Явно очень перепугавшись, старики спешно принялись совещаться. Наконец один из них произнес:
— Пощадите это здание, и мы добровольно отдадим вам все сокровища, что хранятся внутри, и всех, кто там находится.
Теодорих окинул сисциан долгим мрачным взглядом.
— Я полагаю, что вы четверо — всего лишь отцы города, но не отцы или родственники тех, кто спрятался внутри. Вы больше заботитесь о городе, а не о его жителях. Но что вы можете предложить взамен? Что вы можете отдать мне такого, чего я уже не взял сам?
— Тогда просто пощади нас! Монетный двор — единственное в нашем городе сооружение, которое дает ему возможность называться городом.

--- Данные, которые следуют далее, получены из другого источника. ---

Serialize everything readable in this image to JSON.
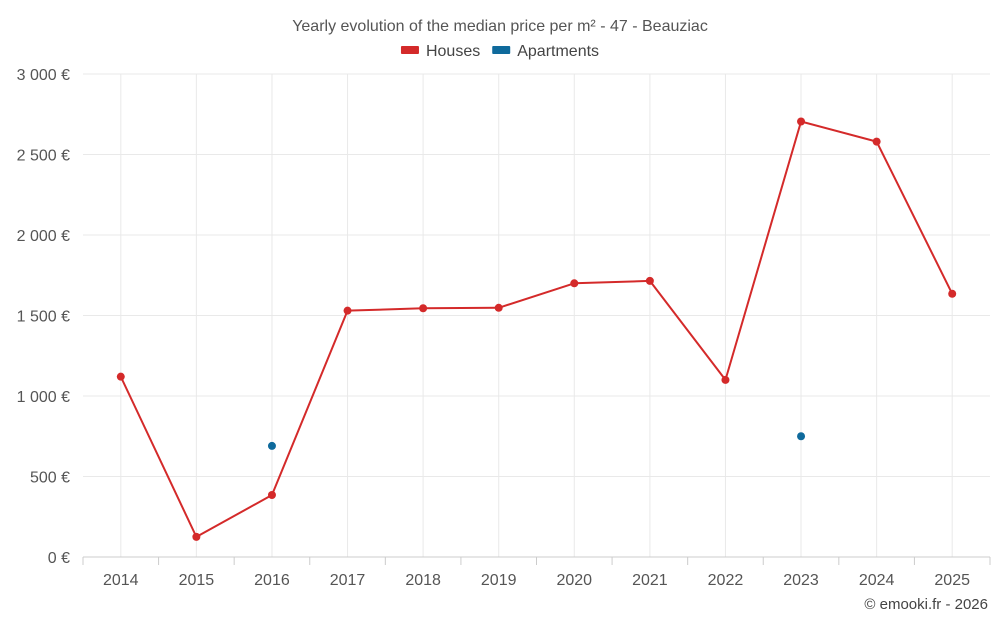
{
  "chart_data": {
    "type": "line",
    "title": "Yearly evolution of the median price per m² - 47 - Beauziac",
    "categories": [
      "2014",
      "2015",
      "2016",
      "2017",
      "2018",
      "2019",
      "2020",
      "2021",
      "2022",
      "2023",
      "2024",
      "2025"
    ],
    "series": [
      {
        "name": "Houses",
        "color": "#d42a2a",
        "values": [
          1120,
          125,
          385,
          1530,
          1545,
          1548,
          1700,
          1715,
          1100,
          2705,
          2580,
          1635
        ]
      },
      {
        "name": "Apartments",
        "color": "#0f6a9c",
        "values": [
          null,
          null,
          690,
          null,
          null,
          null,
          null,
          null,
          null,
          750,
          null,
          null
        ]
      }
    ],
    "yticks": [
      0,
      500,
      1000,
      1500,
      2000,
      2500,
      3000
    ],
    "ytick_labels": [
      "0 €",
      "500 €",
      "1 000 €",
      "1 500 €",
      "2 000 €",
      "2 500 €",
      "3 000 €"
    ],
    "ylim": [
      0,
      3000
    ],
    "grid": true,
    "legend_position": "top-center"
  },
  "credit": "© emooki.fr - 2026"
}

— Это правда. Что ж, судьба города мне тоже не безразлична. Когда я буду править Западной империей, то и Сисция тоже станет моим владением. Мне нет необходимости лишаться своей собственности. Отлично, я принимаю ваше предложение. Раковина останется, а то, что внутри, — наше. Ступайте и подайте сигнал.

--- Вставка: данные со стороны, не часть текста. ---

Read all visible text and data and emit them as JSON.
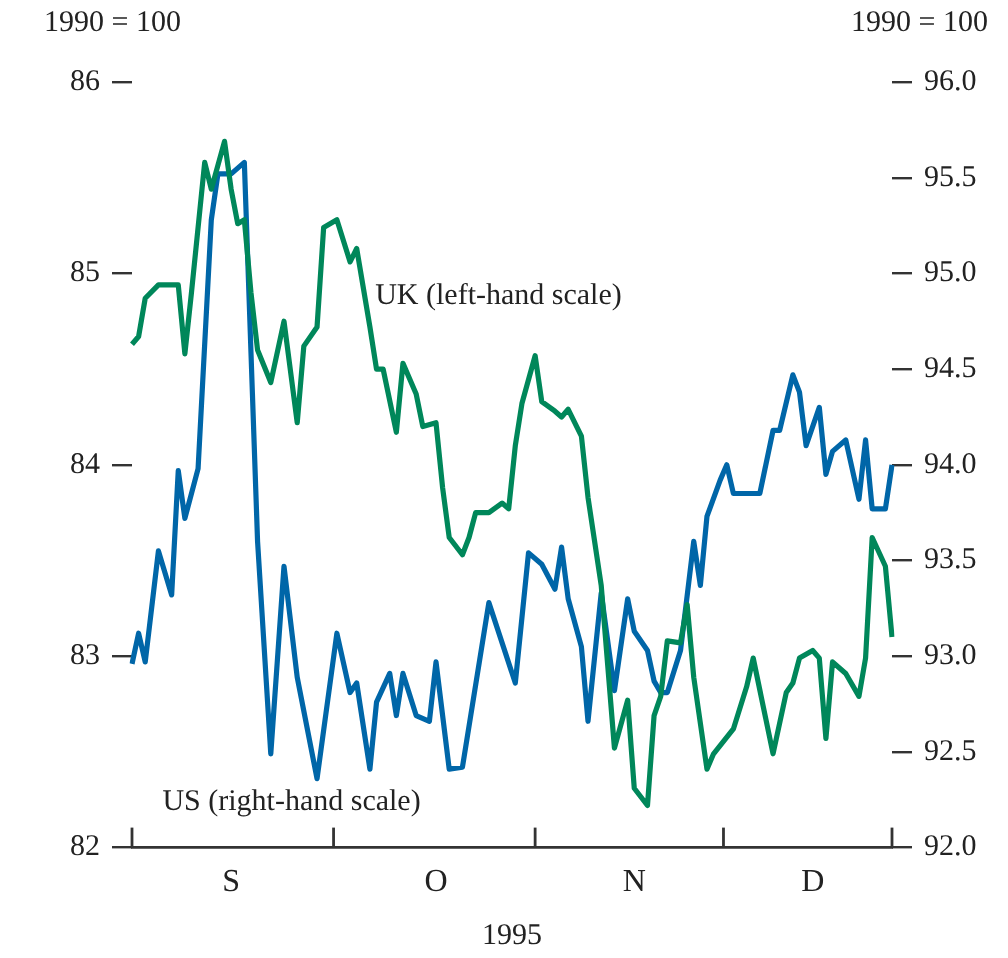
{
  "chart_data": {
    "type": "line",
    "ylabel": "1990 = 100",
    "y2label": "1990 = 100",
    "xlabel": "1995",
    "categories": [
      null,
      null,
      null,
      null,
      null,
      null,
      null,
      null,
      null,
      null,
      null,
      null,
      null,
      null,
      null,
      "S",
      null,
      null,
      null,
      null,
      null,
      null,
      null,
      null,
      null,
      null,
      null,
      null,
      null,
      null,
      null,
      null,
      null,
      null,
      null,
      null,
      null,
      null,
      null,
      null,
      null,
      null,
      null,
      null,
      null,
      null,
      "O",
      null,
      null,
      null,
      null,
      null,
      null,
      null,
      null,
      null,
      null,
      null,
      null,
      null,
      null,
      null,
      null,
      null,
      null,
      null,
      null,
      null,
      null,
      null,
      null,
      null,
      null,
      null,
      null,
      null,
      "N",
      null,
      null,
      null,
      null,
      null,
      null,
      null,
      null,
      null,
      null,
      null,
      null,
      null,
      null,
      null,
      null,
      null,
      null,
      null,
      null,
      null,
      null,
      null,
      null,
      null,
      null,
      "D",
      null,
      null,
      null,
      null,
      null,
      null,
      null,
      null,
      null,
      null,
      null,
      null
    ],
    "ylim": [
      82,
      86
    ],
    "yticks": [
      82,
      83,
      84,
      85,
      86
    ],
    "y2lim": [
      92,
      96
    ],
    "y2ticks": [
      {
        "value": 92,
        "label": "92.0"
      },
      {
        "value": 92.5,
        "label": "92.5"
      },
      {
        "value": 93,
        "label": "93.0"
      },
      {
        "value": 93.5,
        "label": "93.5"
      },
      {
        "value": 94,
        "label": "94.0"
      },
      {
        "value": 94.5,
        "label": "94.5"
      },
      {
        "value": 95,
        "label": "95.0"
      },
      {
        "value": 95.5,
        "label": "95.5"
      },
      {
        "value": 96,
        "label": "96.0"
      }
    ],
    "grid": false,
    "legend": false,
    "marker": "none",
    "line_style": "solid",
    "series": [
      {
        "name": "UK (left-hand scale)",
        "color": "#00875a",
        "axis": "y",
        "values": [
          84.63,
          84.67,
          84.87,
          null,
          84.94,
          null,
          null,
          84.94,
          84.58,
          84.9,
          null,
          85.58,
          85.44,
          null,
          85.69,
          85.44,
          85.26,
          85.28,
          84.9,
          84.6,
          null,
          84.43,
          null,
          84.75,
          null,
          84.22,
          84.62,
          null,
          84.72,
          85.24,
          null,
          85.28,
          null,
          85.06,
          85.13,
          null,
          84.72,
          84.5,
          84.5,
          null,
          84.17,
          84.53,
          null,
          84.37,
          84.2,
          null,
          84.22,
          83.88,
          83.62,
          null,
          83.53,
          83.62,
          83.75,
          null,
          83.75,
          null,
          83.8,
          83.77,
          84.1,
          84.32,
          null,
          84.57,
          84.33,
          null,
          84.28,
          84.25,
          84.29,
          null,
          84.15,
          83.83,
          null,
          83.37,
          null,
          82.52,
          null,
          82.77,
          82.31,
          null,
          82.22,
          82.69,
          82.79,
          83.08,
          null,
          83.07,
          83.27,
          82.89,
          null,
          82.41,
          82.49,
          null,
          null,
          82.62,
          null,
          82.84,
          82.99,
          null,
          null,
          82.49,
          null,
          82.81,
          82.86,
          82.99,
          null,
          83.03,
          82.99,
          82.57,
          82.97,
          null,
          82.91,
          null,
          82.79,
          82.99,
          83.62,
          null,
          83.47,
          83.1
        ]
      },
      {
        "name": "US (right-hand scale)",
        "color": "#0066a8",
        "axis": "y2",
        "values": [
          92.96,
          93.12,
          92.97,
          null,
          93.55,
          null,
          93.32,
          93.97,
          93.72,
          null,
          93.98,
          null,
          95.28,
          95.52,
          null,
          95.52,
          null,
          95.58,
          null,
          93.6,
          null,
          92.49,
          null,
          93.47,
          null,
          92.89,
          null,
          null,
          92.36,
          null,
          null,
          93.12,
          null,
          92.81,
          92.86,
          null,
          92.41,
          92.76,
          null,
          92.91,
          92.69,
          92.91,
          null,
          92.69,
          null,
          92.66,
          92.97,
          null,
          92.41,
          null,
          92.42,
          null,
          null,
          null,
          93.28,
          null,
          null,
          null,
          92.86,
          null,
          93.54,
          null,
          93.48,
          null,
          93.35,
          93.57,
          93.3,
          null,
          93.05,
          92.66,
          null,
          93.33,
          null,
          92.82,
          null,
          93.3,
          93.13,
          null,
          93.03,
          92.87,
          92.81,
          92.81,
          null,
          93.03,
          null,
          93.6,
          93.37,
          93.73,
          null,
          93.92,
          94.0,
          93.85,
          null,
          null,
          null,
          93.85,
          null,
          94.18,
          94.18,
          null,
          94.47,
          94.38,
          94.1,
          null,
          94.3,
          93.95,
          94.07,
          null,
          94.13,
          null,
          93.82,
          94.13,
          93.77,
          null,
          93.77,
          94.0
        ]
      }
    ]
  }
}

Когда старики в сопровождении вооруженных воинов ушли, Теодорих сделал знак посланцу:
— Скажи королю Фридериху, чтобы он окружил монетный двор. Когда отворят двери, пусть погасит огонь и выпустит взрослых мужчин из здания невредимыми. Затем, как я и обещал, его воины могут делать что хотят со всеми остальными.
Сайон Соа проворчал:
— Я рад, что ты пощадил это прекрасное здание, Теодорих. Но, по-моему, не следует щадить этих мерзких стариков, которые сначала бахвалились, а затем начали униженно пресмыкаться.
— А я и не собирался этого делать. Отдай приказ, Соа, чтобы все жители Сисции собрались возле монетного двора и своими глазами увидели, что произойдет, когда двери в здание откроют. После этого объявишь горожанам, что эта оргия — дело рук так называемых отцов города. Полагаю, что отцы, мужья и братья сами накажут этих стариков по заслугам. Возможно, они даже покарают их гораздо суровее, чем это сделали бы мы.
* * *
Вскоре мы двинулись дальше, пополнив свои запасы тем, что нашли в бывшем монетном дворе Сисции. Но мы успели проделать всего лишь пятьдесят миль, прежде чем натолкнулись на очередное препятствие — великолепно вооруженное войско в шлемах конической формы, состоявшее из сарматов и скиров. Они не прятались в кустах, а выстроились в боевой порядок и открыто ждали, когда их обнаружат наши высланные вперед разведчики. Я назвал их войском только потому, что всадников было около четырех или пяти тысяч. На самом деле это была вовсе не армия, но беспорядочное скопление воинов из многочисленных кочевых племен сарматов и скиров, включая закаленных ветеранов и всех тех, кто выжил в предшествующих битвах, когда остроготы — Теодорих под Сингидуном, а еще раньше его отец и дядя — наголову их разгромили. У этих людей имелось две причины, чтобы выступить против нас. Во-первых, будучи разбиты и рассеяны, а стало быть, и вынуждены вести кочевой образ жизни, они теперь надеялись — так же как и гепиды злополучного короля Травстилы — остановить наше продвижение и таким образом заслужить благодарность Одоакра, получить в награду землю и стать более значительным народом, чем простые кочевники. Ну а во-вторых, они от души ненавидели нас и жаждали отомстить всем остроготам.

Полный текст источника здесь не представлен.